Mehmet Akif Ersoy: “Biz ki her mevcudu yıktık, gayesiz bir fikr ile; Yıkmadık bir şey bıraktık, sade bir şey: Aile. Hangi bir bünyânı mahvettik de ıslah eyledik? İşte viran memleket! Her yer delik, her yer deşik! Bunların tamiri kabil olsa ciddiyet, sebat; Lakin, Allah etmesin, bir düşse şayet ailat...”

Veda Hutbesi’nde Sevgili Peygamberimiz; "Size iki emanet bırakıyorum, onlara sarılıp uydukça yolunuzu hiç şaşırmazsınız. O emanetler, Allah’ın kitabı Kur’ân-ı Kerim ve Peygamberin sünnetidir" buyurmaktadır.

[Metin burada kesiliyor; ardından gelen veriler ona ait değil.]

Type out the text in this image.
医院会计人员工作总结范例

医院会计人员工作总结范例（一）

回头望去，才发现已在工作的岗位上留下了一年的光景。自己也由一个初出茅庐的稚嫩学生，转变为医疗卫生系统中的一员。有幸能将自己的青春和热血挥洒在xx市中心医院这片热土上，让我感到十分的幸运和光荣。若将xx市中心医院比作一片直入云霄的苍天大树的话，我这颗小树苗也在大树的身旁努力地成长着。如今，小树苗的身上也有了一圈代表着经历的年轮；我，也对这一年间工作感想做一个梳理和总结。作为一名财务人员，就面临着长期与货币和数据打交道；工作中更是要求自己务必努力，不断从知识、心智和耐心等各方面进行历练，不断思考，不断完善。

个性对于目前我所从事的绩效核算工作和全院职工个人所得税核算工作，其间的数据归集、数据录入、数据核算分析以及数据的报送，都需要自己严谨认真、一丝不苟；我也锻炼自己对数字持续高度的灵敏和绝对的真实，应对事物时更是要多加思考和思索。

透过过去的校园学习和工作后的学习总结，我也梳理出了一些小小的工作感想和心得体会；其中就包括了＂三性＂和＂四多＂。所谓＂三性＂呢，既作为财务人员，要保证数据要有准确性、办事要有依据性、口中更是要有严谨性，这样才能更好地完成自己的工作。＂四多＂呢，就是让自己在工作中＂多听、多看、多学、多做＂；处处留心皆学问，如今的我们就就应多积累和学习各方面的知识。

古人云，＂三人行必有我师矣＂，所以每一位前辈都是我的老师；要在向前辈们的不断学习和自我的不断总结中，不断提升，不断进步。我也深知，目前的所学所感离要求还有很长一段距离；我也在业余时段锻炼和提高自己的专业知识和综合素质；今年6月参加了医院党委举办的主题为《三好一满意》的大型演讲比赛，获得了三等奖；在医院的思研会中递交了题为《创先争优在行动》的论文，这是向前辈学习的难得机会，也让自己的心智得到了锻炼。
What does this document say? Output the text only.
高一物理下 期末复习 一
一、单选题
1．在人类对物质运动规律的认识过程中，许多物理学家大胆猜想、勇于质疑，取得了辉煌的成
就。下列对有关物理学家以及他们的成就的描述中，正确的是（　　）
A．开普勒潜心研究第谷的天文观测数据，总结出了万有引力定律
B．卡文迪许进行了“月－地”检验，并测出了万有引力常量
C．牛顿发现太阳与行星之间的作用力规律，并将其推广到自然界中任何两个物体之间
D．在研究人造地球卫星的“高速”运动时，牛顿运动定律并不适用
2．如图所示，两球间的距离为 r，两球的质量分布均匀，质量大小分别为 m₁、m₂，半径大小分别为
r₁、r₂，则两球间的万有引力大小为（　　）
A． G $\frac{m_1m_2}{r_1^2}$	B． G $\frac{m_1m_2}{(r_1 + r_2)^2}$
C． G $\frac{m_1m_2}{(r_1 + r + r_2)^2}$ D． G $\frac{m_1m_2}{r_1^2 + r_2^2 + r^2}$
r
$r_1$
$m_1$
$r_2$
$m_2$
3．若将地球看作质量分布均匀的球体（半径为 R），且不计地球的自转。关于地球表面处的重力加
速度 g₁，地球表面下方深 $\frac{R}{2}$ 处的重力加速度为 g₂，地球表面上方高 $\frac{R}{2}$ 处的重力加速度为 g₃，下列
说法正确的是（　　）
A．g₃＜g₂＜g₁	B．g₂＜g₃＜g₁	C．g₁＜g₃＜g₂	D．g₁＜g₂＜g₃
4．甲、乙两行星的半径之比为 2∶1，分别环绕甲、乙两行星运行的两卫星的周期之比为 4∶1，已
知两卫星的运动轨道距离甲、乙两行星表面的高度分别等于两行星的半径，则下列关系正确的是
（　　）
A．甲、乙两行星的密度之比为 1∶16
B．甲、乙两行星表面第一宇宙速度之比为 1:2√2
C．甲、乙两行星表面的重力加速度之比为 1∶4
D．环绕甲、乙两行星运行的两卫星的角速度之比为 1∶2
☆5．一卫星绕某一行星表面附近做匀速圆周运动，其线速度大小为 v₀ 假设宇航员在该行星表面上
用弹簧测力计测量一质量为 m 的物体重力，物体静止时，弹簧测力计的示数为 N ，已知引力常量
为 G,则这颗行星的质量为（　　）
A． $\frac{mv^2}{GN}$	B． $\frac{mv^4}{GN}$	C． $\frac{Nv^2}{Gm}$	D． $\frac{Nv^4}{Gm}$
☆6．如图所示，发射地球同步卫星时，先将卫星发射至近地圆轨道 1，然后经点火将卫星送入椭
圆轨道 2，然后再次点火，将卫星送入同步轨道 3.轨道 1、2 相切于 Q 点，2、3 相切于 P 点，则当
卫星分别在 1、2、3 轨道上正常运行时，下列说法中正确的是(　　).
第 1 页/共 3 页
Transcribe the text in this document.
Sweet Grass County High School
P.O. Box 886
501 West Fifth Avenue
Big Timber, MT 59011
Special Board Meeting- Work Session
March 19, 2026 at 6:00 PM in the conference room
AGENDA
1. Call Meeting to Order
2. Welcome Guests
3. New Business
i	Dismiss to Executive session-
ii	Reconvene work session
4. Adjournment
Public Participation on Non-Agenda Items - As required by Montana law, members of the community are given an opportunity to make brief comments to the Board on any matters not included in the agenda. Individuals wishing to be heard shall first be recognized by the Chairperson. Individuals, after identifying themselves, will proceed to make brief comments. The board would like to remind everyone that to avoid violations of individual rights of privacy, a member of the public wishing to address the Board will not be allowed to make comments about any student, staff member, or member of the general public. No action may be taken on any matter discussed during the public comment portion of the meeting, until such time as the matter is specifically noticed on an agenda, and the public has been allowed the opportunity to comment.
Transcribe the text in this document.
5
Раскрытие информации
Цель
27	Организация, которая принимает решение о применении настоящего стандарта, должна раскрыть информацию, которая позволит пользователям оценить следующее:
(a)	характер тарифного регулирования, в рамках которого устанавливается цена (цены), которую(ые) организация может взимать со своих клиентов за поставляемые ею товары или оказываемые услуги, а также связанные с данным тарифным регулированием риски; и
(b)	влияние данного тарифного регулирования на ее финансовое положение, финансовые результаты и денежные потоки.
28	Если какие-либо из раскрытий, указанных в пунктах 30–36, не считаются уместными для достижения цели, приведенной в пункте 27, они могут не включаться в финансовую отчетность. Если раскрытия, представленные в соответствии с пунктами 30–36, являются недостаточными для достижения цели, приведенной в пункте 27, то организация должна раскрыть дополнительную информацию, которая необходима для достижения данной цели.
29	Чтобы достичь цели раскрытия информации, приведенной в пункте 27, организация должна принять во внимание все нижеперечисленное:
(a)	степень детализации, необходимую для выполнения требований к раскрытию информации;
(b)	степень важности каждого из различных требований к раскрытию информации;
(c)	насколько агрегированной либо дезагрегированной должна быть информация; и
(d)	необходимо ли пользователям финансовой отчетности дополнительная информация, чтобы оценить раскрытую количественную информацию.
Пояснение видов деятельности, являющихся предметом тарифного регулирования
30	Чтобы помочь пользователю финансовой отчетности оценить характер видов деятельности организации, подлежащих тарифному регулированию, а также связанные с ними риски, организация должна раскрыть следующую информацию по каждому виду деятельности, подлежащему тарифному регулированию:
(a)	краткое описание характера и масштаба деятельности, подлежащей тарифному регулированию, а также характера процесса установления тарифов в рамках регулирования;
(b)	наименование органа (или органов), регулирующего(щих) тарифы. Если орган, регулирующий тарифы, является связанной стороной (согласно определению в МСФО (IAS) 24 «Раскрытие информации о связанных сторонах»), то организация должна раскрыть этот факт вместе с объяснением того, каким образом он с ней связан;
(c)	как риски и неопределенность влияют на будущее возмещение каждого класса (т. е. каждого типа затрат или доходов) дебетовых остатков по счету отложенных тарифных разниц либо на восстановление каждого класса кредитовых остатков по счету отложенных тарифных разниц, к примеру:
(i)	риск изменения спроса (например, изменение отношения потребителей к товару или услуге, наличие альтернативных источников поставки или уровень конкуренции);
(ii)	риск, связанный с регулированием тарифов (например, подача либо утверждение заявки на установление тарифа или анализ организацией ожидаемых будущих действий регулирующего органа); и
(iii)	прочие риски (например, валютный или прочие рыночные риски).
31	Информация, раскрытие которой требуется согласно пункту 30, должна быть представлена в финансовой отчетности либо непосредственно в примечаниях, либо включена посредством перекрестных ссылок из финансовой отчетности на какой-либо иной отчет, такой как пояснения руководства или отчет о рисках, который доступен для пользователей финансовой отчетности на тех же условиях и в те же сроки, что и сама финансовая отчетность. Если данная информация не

Aile demek medeniyetimizin temeli olan Kitabımız demektir. Aile demek kültürümüzün beşiği olan Sünnetimiz demektir. Ailemizin sarsılması demek Kitabımızın ve Sünnetimizin ele geçirilmiş olması demektir. İstanbul Sözleşmesi feshedilmedikçe, Toplumsal Cinsiyet Eşitliği çalışmaları Milli Eğitim, Aile ve Sosyal Politikalar, Adalet Bakanlıkları bünyesinde durdurulmadıkça 6284 sayılı Ailenin Korunması ve Kadına Karşı Şiddetin Önlenmesine Dair Kanun T.B.M.M’de yeniden gözden geçirilmedikçe ailemizin çöküşü durdurulamayacaktır. Kadına şiddeti durdurmak adına bilinçsiz ve bilimsiz yapılan çalışmalarla ailemiz çökertilmiştir. Kılıçlar çekilmedikçe saflar tutulmadıkça bu yenilgiyi önlememiz mümkün değildir.

Ailesini koruyamayan dinini de koruyamaz. Ailemizin kurtuluşu; Allah’ın kitabı Kurân-ı Kerim’in ve Peygamberin sünnetinin kurtuluşudur.